Posted by 直 9/21/22 - 17:03
2022年09月08日(木)
FRB議長、物価上昇抑制完了まで利上げ継続へ
[要人発言]
米連邦準備理事会(FRB)のパウエル議長は8日のケイトー研究所主催の討論会で、物価上昇抑制を最優先していることを強調し、任務が完了するまで利上げを継続する考えを示した。過去の経験則から時期尚早の利下げには慎重とコメント。このほか、金融政策に政治的影響などに左右されることはないとし、物価と雇用の目標達成だけに努めることが重要と述べた。ただ、今後の政策について具体的な発言ははかった。
インフレ圧力は主にパンデミック絡みで高まったと述べた。1970年代にみられた物価上昇を避けるために、直ちに強く取り組む必要があるとコメント。
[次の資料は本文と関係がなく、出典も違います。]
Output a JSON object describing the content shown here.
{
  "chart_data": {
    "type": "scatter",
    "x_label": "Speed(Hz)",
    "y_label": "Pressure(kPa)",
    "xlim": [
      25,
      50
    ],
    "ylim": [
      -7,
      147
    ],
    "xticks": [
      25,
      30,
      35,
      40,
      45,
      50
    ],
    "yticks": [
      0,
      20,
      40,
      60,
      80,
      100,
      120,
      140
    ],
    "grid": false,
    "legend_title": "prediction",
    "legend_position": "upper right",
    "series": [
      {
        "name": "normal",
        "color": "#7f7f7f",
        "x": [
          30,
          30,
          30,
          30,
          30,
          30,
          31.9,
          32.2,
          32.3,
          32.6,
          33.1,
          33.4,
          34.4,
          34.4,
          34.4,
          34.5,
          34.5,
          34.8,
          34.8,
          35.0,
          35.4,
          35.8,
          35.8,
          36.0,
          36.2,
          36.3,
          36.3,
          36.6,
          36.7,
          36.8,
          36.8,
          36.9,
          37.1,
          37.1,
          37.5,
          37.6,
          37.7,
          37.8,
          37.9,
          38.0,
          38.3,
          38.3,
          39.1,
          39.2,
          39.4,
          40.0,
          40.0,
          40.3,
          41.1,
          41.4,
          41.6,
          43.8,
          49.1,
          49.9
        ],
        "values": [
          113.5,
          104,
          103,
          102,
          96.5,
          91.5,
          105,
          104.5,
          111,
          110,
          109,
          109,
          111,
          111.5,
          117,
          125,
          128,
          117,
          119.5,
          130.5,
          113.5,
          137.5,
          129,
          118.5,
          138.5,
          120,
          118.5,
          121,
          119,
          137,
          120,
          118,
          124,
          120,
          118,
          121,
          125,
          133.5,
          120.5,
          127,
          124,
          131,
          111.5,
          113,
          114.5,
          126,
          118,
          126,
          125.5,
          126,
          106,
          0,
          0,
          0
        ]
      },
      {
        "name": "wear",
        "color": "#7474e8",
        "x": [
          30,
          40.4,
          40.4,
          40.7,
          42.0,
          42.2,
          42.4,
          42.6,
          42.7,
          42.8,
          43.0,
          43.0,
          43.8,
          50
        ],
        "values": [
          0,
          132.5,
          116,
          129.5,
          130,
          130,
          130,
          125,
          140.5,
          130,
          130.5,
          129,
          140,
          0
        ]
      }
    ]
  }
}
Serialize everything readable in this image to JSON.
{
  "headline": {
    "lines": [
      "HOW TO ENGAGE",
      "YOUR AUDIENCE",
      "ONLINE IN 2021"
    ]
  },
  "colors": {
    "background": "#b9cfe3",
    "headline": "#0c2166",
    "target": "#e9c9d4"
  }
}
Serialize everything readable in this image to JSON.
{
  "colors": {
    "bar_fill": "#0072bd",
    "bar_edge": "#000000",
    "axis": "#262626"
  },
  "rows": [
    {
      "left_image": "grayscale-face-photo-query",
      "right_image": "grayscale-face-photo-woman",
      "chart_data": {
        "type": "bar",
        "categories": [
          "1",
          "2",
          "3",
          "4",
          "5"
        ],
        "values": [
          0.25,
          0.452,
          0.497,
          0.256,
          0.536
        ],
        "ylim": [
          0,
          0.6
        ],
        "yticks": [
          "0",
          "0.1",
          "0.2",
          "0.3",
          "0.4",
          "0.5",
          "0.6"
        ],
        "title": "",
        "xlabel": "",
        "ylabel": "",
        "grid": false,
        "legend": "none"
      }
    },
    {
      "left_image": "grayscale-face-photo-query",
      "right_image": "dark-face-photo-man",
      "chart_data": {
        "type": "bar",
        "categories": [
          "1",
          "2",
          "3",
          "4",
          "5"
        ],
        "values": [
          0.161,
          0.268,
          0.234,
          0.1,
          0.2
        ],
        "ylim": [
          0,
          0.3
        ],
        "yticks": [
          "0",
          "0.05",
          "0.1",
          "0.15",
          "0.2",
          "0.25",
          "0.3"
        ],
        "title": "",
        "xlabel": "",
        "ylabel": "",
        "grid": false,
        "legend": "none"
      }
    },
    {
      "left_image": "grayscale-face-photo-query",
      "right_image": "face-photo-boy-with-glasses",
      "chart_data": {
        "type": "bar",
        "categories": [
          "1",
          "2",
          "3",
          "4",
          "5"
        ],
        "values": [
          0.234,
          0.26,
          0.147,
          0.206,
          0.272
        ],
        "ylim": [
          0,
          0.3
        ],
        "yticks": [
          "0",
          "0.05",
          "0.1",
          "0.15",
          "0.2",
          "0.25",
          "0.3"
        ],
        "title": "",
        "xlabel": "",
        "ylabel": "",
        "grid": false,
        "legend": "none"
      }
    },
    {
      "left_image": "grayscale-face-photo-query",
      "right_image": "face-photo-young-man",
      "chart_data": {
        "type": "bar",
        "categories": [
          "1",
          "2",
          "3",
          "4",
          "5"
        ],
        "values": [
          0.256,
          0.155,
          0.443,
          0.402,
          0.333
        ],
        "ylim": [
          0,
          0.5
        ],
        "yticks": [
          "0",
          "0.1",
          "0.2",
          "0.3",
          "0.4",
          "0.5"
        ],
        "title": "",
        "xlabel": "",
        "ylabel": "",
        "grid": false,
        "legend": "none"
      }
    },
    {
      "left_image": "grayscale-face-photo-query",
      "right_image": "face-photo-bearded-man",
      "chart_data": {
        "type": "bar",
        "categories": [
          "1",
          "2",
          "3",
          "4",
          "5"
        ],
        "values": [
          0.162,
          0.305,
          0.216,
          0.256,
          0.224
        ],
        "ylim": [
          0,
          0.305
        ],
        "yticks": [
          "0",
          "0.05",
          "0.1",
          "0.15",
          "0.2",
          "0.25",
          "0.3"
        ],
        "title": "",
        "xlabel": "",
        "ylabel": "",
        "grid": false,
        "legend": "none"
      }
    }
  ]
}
労働市場が強いことも認識し、成長ペースを鈍らせて、雇用需給を安定させる一方でインフレ率を2%の目標に引き下げることを狙っているとした。
米連邦公開市場委員会(FOMC)は今月20-21日に次回会合を開催予定。この会合では、パウエル議長の記者会見に加え、連銀高官の四半期ごとの景気や金利見通しも発表される。
Posted by 直 9/8/22 - 12:41
2022年08月26日(金)
FRB議長、景気減速でも高インフレ抑制に努める意向
[要人発言]
米連邦準備理事会(FRB)のパウエル議長は26日にカンザスシティー連銀主催の経済シンポジウムで講演し、景気を減速させてでも高インフレ抑制に努める意向を示した。米連邦公開市場委員会(FOMC)の現時点での最大の課題はインフレ率を2%の目標に戻すこととコメント。物価安定なくして持続的な強い労働市場もないと強調した。物価安定にはしばらく時間を要し、その間トレンドを下回る成長ペースや労働市場が弱まる可能性を示唆。また家計や企業に痛みをもたらすだろうという。しかし、物価上昇を抑えなれば、痛みはより大きくなるとも述べた。
金融政策に関すると、9月の次回会合でも大幅利上げが適切なるかもしれないとの見方を繰り返した。ただ、最終的な決定はそれまでに出てくる経済指標や見通し次第とした。金融引き締めが進むことにより、どこかの時点で利上げペースを落とす可能性があるとの見方を示した。